Ensure that your total volume of transformed DNA/reaction mixture does not exceed more than 10% of the total volume (ie., for 50 uL of competent cells, don’t exceed more than 5 uL DNA/reaction mixture). Transformation efficiencies will be approximately 10-fold lower for ligation of inserts to vectors than for an intact control plasmid.

  1. Incubate the competent cell/DNA mixture on ice for 10 mins.

  2. (Optional) Heat shock each transformation tube by placing the bottom 1/2 to 2/3 of the tube into a 42°C water bath for 30-60 secs (45 secs is usually ideal, but this varies depending on the competent cells you are using).

Note

With the competent cells used in our lab, a heat shock step is not required but may increase transformation efficiency (Deon has observed better cloning outcomes when he heatshocks/recovers, especially when working with CcdB-/Chlor selection).
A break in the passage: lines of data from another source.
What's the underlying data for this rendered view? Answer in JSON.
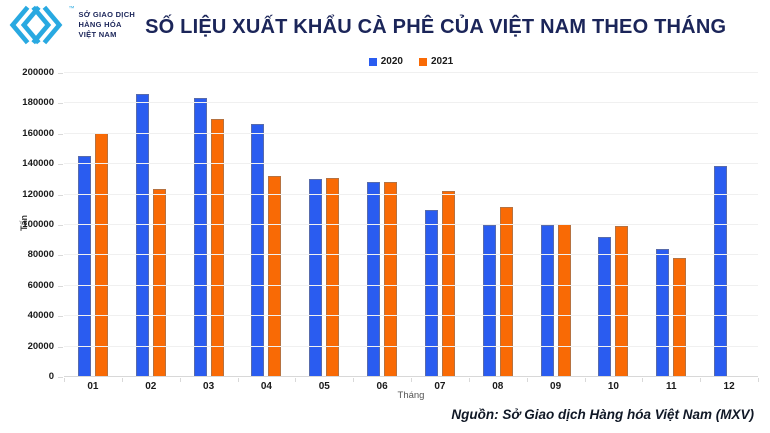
{
  "header": {
    "logo": {
      "line1": "SỞ GIAO DỊCH",
      "line2": "HÀNG HÓA",
      "line3": "VIỆT NAM",
      "trademark": "™",
      "mark_color": "#29A9E1",
      "text_color": "#1B2559"
    },
    "title": "SỐ LIỆU XUẤT KHẨU CÀ PHÊ CỦA VIỆT NAM THEO THÁNG"
  },
  "chart_data": {
    "type": "bar",
    "title": "SỐ LIỆU XUẤT KHẨU CÀ PHÊ CỦA VIỆT NAM THEO THÁNG",
    "categories": [
      "01",
      "02",
      "03",
      "04",
      "05",
      "06",
      "07",
      "08",
      "09",
      "10",
      "11",
      "12"
    ],
    "series": [
      {
        "name": "2020",
        "color": "#2A5CF0",
        "values": [
          145500,
          186000,
          183500,
          166500,
          130500,
          128000,
          110000,
          100000,
          100000,
          92000,
          84000,
          139000
        ]
      },
      {
        "name": "2021",
        "color": "#F96A05",
        "values": [
          160500,
          123500,
          169500,
          132500,
          131000,
          128500,
          122500,
          112000,
          100500,
          99500,
          78000,
          null
        ]
      }
    ],
    "xlabel": "Tháng",
    "ylabel": "Tấn",
    "ylim": [
      0,
      200000
    ],
    "ytick_step": 20000,
    "grid": true,
    "legend_position": "top-center"
  },
  "footer": {
    "source": "Nguồn: Sở Giao dịch Hàng hóa Việt Nam (MXV)"
  }
}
For lower efficiency cloning strategies, such as ligation reactions, this can increase the resulting number of bacterial colonies.

  1. Put the tubes back on ice for 2 min.
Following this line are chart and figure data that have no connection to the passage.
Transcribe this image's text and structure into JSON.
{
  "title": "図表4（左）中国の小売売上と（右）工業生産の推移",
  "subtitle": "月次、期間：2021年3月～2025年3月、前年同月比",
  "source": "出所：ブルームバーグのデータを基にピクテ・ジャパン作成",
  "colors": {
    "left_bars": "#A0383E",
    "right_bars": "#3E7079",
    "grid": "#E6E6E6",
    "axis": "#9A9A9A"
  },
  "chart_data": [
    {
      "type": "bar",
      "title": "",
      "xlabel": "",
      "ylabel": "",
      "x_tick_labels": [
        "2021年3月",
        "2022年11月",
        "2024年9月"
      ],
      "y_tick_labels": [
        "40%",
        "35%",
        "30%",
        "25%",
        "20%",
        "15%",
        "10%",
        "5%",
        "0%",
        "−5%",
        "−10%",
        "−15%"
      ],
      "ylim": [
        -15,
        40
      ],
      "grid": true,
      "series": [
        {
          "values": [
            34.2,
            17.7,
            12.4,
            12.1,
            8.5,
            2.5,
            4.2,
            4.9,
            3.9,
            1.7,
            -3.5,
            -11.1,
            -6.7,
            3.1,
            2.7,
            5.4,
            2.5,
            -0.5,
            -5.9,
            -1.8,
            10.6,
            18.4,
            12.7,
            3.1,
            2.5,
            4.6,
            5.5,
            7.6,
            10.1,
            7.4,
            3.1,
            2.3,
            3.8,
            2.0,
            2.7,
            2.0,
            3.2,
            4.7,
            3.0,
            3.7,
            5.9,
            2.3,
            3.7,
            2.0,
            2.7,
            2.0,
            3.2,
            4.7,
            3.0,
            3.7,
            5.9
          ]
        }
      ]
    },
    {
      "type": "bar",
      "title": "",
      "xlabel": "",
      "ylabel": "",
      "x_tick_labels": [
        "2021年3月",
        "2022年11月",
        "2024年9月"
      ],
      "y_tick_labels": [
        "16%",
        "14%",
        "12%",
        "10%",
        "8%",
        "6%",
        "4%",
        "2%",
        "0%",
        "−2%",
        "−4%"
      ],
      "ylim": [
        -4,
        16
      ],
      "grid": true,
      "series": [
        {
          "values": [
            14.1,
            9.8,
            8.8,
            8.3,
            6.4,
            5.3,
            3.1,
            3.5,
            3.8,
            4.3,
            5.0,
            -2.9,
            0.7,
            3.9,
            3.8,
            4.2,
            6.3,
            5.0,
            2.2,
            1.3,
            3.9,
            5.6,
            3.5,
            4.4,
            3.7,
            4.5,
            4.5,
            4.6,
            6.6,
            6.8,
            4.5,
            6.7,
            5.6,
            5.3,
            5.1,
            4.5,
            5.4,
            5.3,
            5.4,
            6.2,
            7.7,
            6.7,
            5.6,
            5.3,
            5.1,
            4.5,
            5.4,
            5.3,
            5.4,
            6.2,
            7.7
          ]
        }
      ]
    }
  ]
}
  2. Add 250-1,000 ul LB or SOC media (without antibiotic) to the bacteria and grow in 37°C shaking incubator for 1 hour.

Note

This outgrowth step allows the bacteria time to generate the antibiotic resistance proteins encoded on the plasmid backbone so that they will be able to grow once plated on the antibiotic containing agar plate. This step is not critical for Ampicillin resistance but is much more important for other antibiotic resistances. If skipping the outgrowth step, 300 uL of Elga water can be added to help spread the mixture.
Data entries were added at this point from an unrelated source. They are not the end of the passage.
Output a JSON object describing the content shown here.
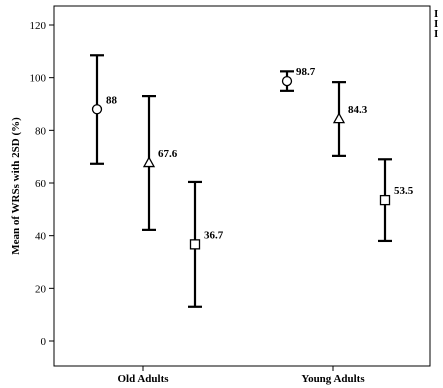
{
  "chart_data": {
    "type": "errorbar",
    "title": "",
    "xlabel": "",
    "ylabel": "Mean of WRSs with 2SD (%)",
    "ylim": [
      -7,
      126
    ],
    "yticks": [
      "0",
      "20",
      "40",
      "60",
      "80",
      "100",
      "120"
    ],
    "ytick_values": [
      0,
      20,
      40,
      60,
      80,
      100,
      120
    ],
    "categories": [
      "Old Adults",
      "Young Adults"
    ],
    "grid": false,
    "legend_position": "right (clipped)",
    "legend_fragments": [
      "I",
      "I",
      "I"
    ],
    "series": [
      {
        "marker": "circle",
        "values": [
          88,
          98.7
        ],
        "lower": [
          67.3,
          95.0
        ],
        "upper": [
          108.5,
          102.4
        ],
        "labels": [
          "88",
          "98.7"
        ]
      },
      {
        "marker": "triangle",
        "values": [
          67.6,
          84.3
        ],
        "lower": [
          42.2,
          70.3
        ],
        "upper": [
          93.0,
          98.3
        ],
        "labels": [
          "67.6",
          "84.3"
        ]
      },
      {
        "marker": "square",
        "values": [
          36.7,
          53.5
        ],
        "lower": [
          13.0,
          38.0
        ],
        "upper": [
          60.4,
          69.0
        ],
        "labels": [
          "36.7",
          "53.5"
        ]
      }
    ]
  }
}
  1. Add some or all of the transformation mixture along with sterile glass beads onto a 10 cm LB agar plate containing the appropriate antibiotic. Spread the mixture by gentle shaking in a lateral motion (shaking in a circular motion will cause bacterial colony growth only around plate edges). Discard used glass beads into designated box.

Note

If the culture volume is too big, gently collect the cells by centrifugation and resuspend in a smaller volume of LB so that there isn’t too much liquid media on the agar plates. If the agar plate doesn’t dry adequately before the cells begin dividing, the bacteria diffuse through the liquid and won’t grow in colonies.

  1. Incubate plates at 37°C overnight.

Note

Use 30 °C if you are working with unstable vectors (e.g. repeats and/or viral vectors).

Tip

For most cloning strategies, 2 uL of the reaction mixture is sufficient to add. Ligation reactions are less efficient and may require up to 5 uL. Usually, using 30 uL of competent cells and 300 uL of SOC media (or Elga water if plating on Ampicillin) yields a sufficient number of bacterial colonies.